People v Miles
2009 NY Slip Op 00562 [58 AD3d 872]
January 27, 2009
Appellate Division, Second Department
Published by New York State Law Reporting Bureau pursuant to Judiciary Law § 431.
As corrected through Wednesday, March 11, 2009


The People of the State of New York, Respondent,
v
William Miles, Appellant.

[*1] Lynn W. L. Fahey, New York, N.Y. (De Nice Powell of counsel), for appellant.

Charles J. Hynes, District Attorney, Brooklyn, N.Y. (Leonard Joblove and Sholom J. Twersky of counsel), for respondent.

Appeal by the defendant from a judgment of the Supreme Court, Kings County (Brennan, J.), rendered August 16, 2006, convicting him of criminal possession of a controlled substance in the fourth degree and criminally using drug paraphernalia in the second degree, upon a jury verdict, and imposing sentence. The appeal brings up for review the denial, after a hearing (Konvisor, J.), of those branches of the defendant's omnibus motion which were to suppress physical evidence and his oral statements to law enforcement authorities.

Ordered that the judgment is affirmed.

Contrary to the People's contention, the defendant's claim with respect to the alleged unreasonableness of the police conduct during the traffic stop is preserved for appellate review because it was "expressly decided" by the Supreme Court (CPL 470.05 [2]; see People v Marshall, 51 AD3d 821 [2008]). The Supreme Court properly declined to suppress the physical evidence and the defendant's first statement. The defendant's contention that he allegedly was subject to an unreasonable intrusion by the police is without merit (see People v Smith, 280 AD2d 340 [2001]; People v Bethea, 239 AD2d 510 [1997]; People v Reyes, 191 AD2d 522 [1993]).

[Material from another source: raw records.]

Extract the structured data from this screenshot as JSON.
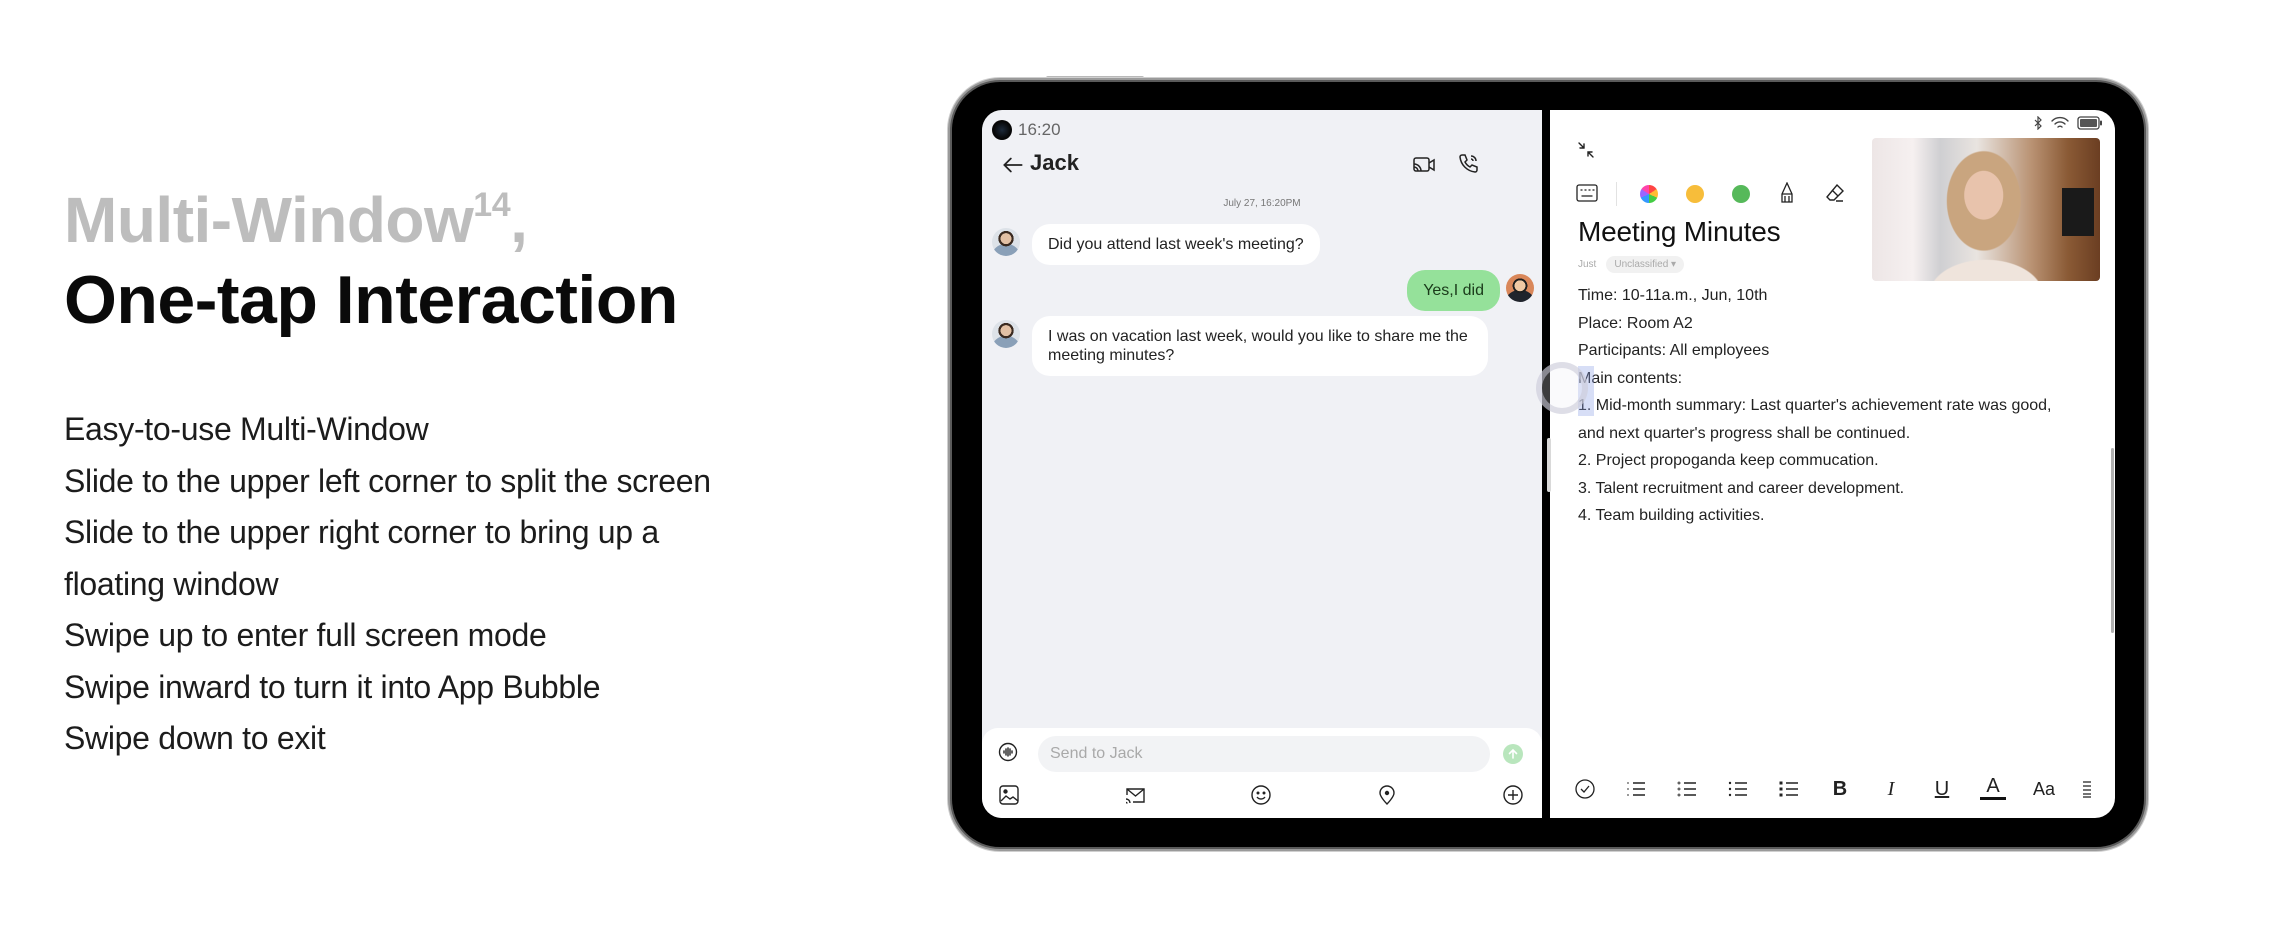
{
  "headline": {
    "line1": "Multi-Window",
    "line1_superscript": "14",
    "line1_suffix": ",",
    "line2": "One-tap Interaction"
  },
  "features": [
    "Easy-to-use Multi-Window",
    "Slide to the upper left corner to split the screen",
    "Slide to the upper right corner to bring up a",
    "floating window",
    "Swipe up to enter full screen mode",
    "Swipe inward to turn it into App Bubble",
    "Swipe down to exit"
  ],
  "chat": {
    "status_time": "16:20",
    "title": "Jack",
    "header_icons": [
      "back-arrow-icon",
      "video-call-icon",
      "phone-call-icon"
    ],
    "date_stamp": "July 27, 16:20PM",
    "messages": [
      {
        "from": "Jack",
        "side": "left",
        "text": "Did you attend last week's meeting?"
      },
      {
        "from": "me",
        "side": "right",
        "text": "Yes,I did"
      },
      {
        "from": "Jack",
        "side": "left",
        "text": "I was on vacation last week, would you like to share me the meeting minutes?"
      }
    ],
    "input_placeholder": "Send to Jack",
    "toolbar_icons": [
      "image-icon",
      "mail-cast-icon",
      "emoji-icon",
      "location-icon",
      "add-icon"
    ],
    "colors": {
      "bubble_mine": "#95e19a",
      "background": "#f0f1f5",
      "send_button": "#b9e6bd"
    }
  },
  "notes": {
    "status_icons": [
      "bluetooth-icon",
      "wifi-icon",
      "battery-icon"
    ],
    "pen_toolbar": [
      "keyboard-icon",
      "color-palette-icon",
      "yellow-color-icon",
      "green-color-icon",
      "pen-icon",
      "eraser-icon",
      "lasso-icon"
    ],
    "pen_colors": {
      "yellow": "#f7bd3a",
      "green": "#56b95a"
    },
    "title": "Meeting Minutes",
    "timestamp": "Just",
    "category": "Unclassified",
    "lines": [
      "Time: 10-11a.m., Jun, 10th",
      "Place: Room A2",
      "Participants: All employees",
      "Main contents:",
      "1. Mid-month summary: Last quarter's achievement rate was good,",
      "and next quarter's progress shall be continued.",
      "2. Project propoganda keep commucation.",
      "3. Talent recruitment and career development.",
      "4. Team building activities."
    ],
    "format_toolbar": {
      "checklist": "checklist-icon",
      "numbered": "numbered-list-icon",
      "lettered": "lettered-list-icon",
      "bulleted": "bulleted-list-icon",
      "bulleted_bold": "bulleted-list-bold-icon",
      "bold": "B",
      "italic": "I",
      "underline": "U",
      "font_color": "A",
      "font_size": "Aa",
      "align": "align-icon"
    }
  },
  "floating_window": {
    "content": "video call"
  }
}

The defendant's contentions regarding the disqualification of nine prospective jurors are without [*2]merit. The determination that a prospective juror should be disqualified before voir dire is a matter committed to the discretion of the trial court (see People v Velasco, 77 NY2d 469 [1991]). Here, the Supreme Court providently exercised its discretion when, before the nine prospective jurors were seated in the jury box for voir dire, it directed that those jurors be disqualified because they had observed the defendant pushing his wheelchair-bound child into the courtroom after the court had instructed the defendant to make other arrangements for the child's care (see People v Staropoli, 49 AD3d 568 [2008]; People v Wilson, 211 AD2d 136, 140 [1995]; cf. People v Thorpe, 223 AD2d 739, 740-741 [1996]).

The defendant's remaining contentions are unpreserved for appellate review and, in any event, are without merit. Angiolillo, J.P., Leventhal, Belen and Chambers, JJ., concur.